ETA: Ok, I just noticed that IE is by definition the end result of a dynamic process of reflective updating starting from the Base Eliezer. So IE is a fixpoint defined in terms of itself. Maybe Löb-style issues really do exist.

While Eliezer's moral judgments are tentative, and he would update them if he had access to IE, he does have a process for making judgments that is distinct from thinking about the decisions of FAIs and ideal selves. IE will presumably base decisions entirely on these factors.

Agreed, but when IE is making decisions (using a process that is distinct from thinking about the decisions of FAIs and ideal selves), do the words "morality" or "should" ever enter into his mind and end up making a difference in his decisions? If so, what does he mean by them?

"Morality" describes (the result of) the process he uses. The thing as a whole is about morality, it is not an aspect in his decision process. Morality is the sum of the thousand shards of desire.

Eliezer says that when he uses words like "moral", "right", and "should", he's referring to properties of a specific computation. That computation is essentially an idealized version of himself (e.g., with additional resources and safeguards).

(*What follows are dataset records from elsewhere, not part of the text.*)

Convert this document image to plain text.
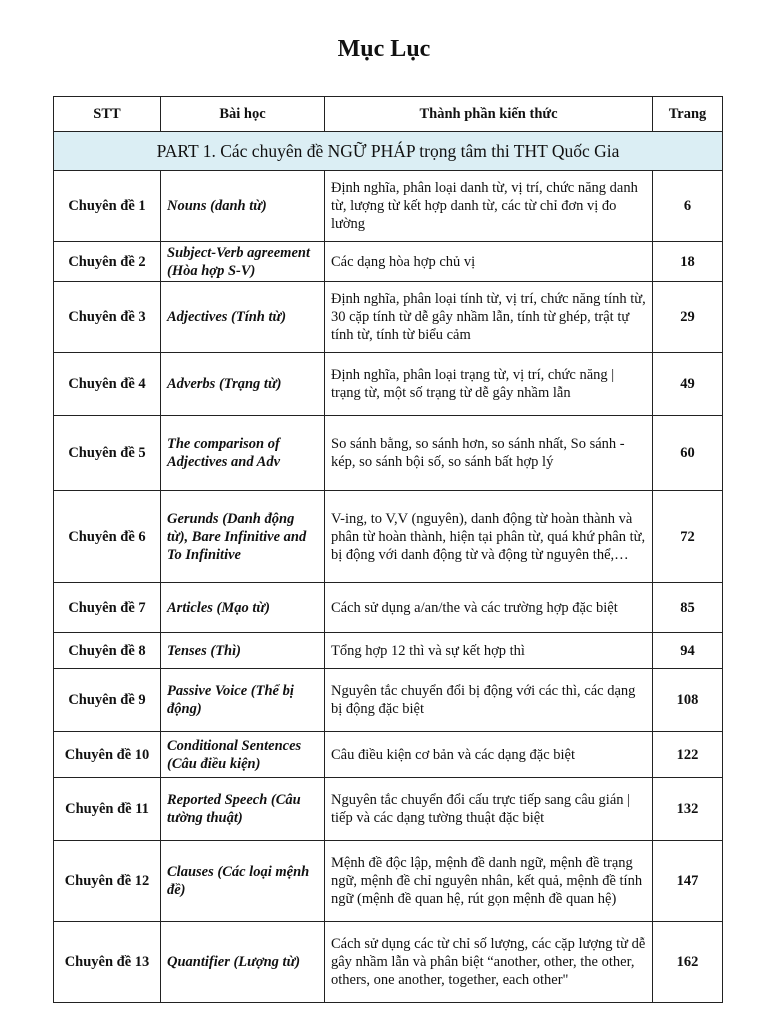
Mục Lục
STT	Bài học	Thành phần kiến thức	Trang
PART 1. Các chuyên đề NGỮ PHÁP trọng tâm thi THT Quốc Gia			
Chuyên đề 1	Nouns (danh từ)	Định nghĩa, phân loại danh từ, vị trí, chức năng danh từ, lượng từ kết hợp danh từ, các từ chỉ đơn vị đo lường	6
Chuyên đề 2	Subject-Verb agreement (Hòa hợp S-V)	Các dạng hòa hợp chủ vị	18
Chuyên đề 3	Adjectives (Tính từ)	Định nghĩa, phân loại tính từ, vị trí, chức năng tính từ, 30 cặp tính từ dễ gây nhầm lẫn, tính từ ghép, trật tự tính từ, tính từ biểu cảm	29
Chuyên đề 4	Adverbs (Trạng từ)	Định nghĩa, phân loại trạng từ, vị trí, chức năng | trạng từ, một số trạng từ dễ gây nhầm lẫn	49
Chuyên đề 5	The comparison of Adjectives and Adv	So sánh bằng, so sánh hơn, so sánh nhất, So sánh - kép, so sánh bội số, so sánh bất hợp lý	60
Chuyên đề 6	Gerunds (Danh động từ), Bare Infinitive and To Infinitive	V-ing, to V,V (nguyên), danh động từ hoàn thành và phân từ hoàn thành, hiện tại phân từ, quá khứ phân từ, bị động với danh động từ và động từ nguyên thể,…	72
Chuyên đề 7	Articles (Mạo từ)	Cách sử dụng a/an/the và các trường hợp đặc biệt	85
Chuyên đề 8	Tenses (Thì)	Tổng hợp 12 thì và sự kết hợp thì	94
Chuyên đề 9	Passive Voice (Thể bị động)	Nguyên tắc chuyển đổi bị động với các thì, các dạng bị động đặc biệt	108
Chuyên đề 10	Conditional Sentences (Câu điều kiện)	Câu điều kiện cơ bản và các dạng đặc biệt	122
Chuyên đề 11	Reported Speech (Câu tường thuật)	Nguyên tắc chuyển đổi cấu trực tiếp sang câu gián | tiếp và các dạng tường thuật đặc biệt	132
Chuyên đề 12	Clauses (Các loại mệnh đề)	Mệnh đề độc lập, mệnh đề danh ngữ, mệnh đề trạng ngữ, mệnh đề chỉ nguyên nhân, kết quả, mệnh đề tính ngữ (mệnh đề quan hệ, rút gọn mệnh đề quan hệ)	147
Chuyên đề 13	Quantifier (Lượng từ)	Cách sử dụng các từ chỉ số lượng, các cặp lượng từ dễ gây nhầm lẫn và phân biệt “another, other, the other, others, one another, together, each other"	162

When we use words like "right", we don't refer to "right", we refer to particular heuristics that allow us to make right decisions. These heuristics are indeed properties of us, and improved heuristics are properties of idealized versions of us. But "right" itself is not a property of humans, or the kind of thing we can build or imagine. It's a different kind of referent from the usual concepts, for some reason. We don't refer to "right", we use it through particular heuristics.

Consider an analogy with mathematical truth. When we use "truth", do we refer to particular heuristics that allow us to know which mathematical statements are true, or do we refer to something which exists largely independently of human beings, even though we're not really sure what it is exactly? The latter makes more sense to me.

I do not mean to imply that by "right" we must also refer to something that exists independently of human beings, but I think this analogy shows that we need more than "we can't seem to figure out what 'right' refers to, but clearly these heuristics have something to do with it" in order to conclude that the heuristics are what we mean by "right".

"we can't seem to figure out what 'right' might refer to besides these heuristics"

"Right" as the meta-ethical question doesn't refer to heuristics, but when we talk of "right", what we often mean to do is to refer to those heuristics (but not always). So I didn't contrast the two senses you discuss in the first paragraph.

Do we really often mean to refer to those heuristics by "right"? Can you give me a couple of examples of when we clearly intend to do that?

When one speaks, in some sense one always argues. So when you say that "saving that child was right", you appeal to particular moral intuitions, i.e. heuristics, allowing other people to notice these intuitions and agree with you, not making a meta-ethical claim about this action being in accordance with the essence of "right".

When one speaks, in some sense one always argues.

Sometimes when one speaks one speaks for oneself!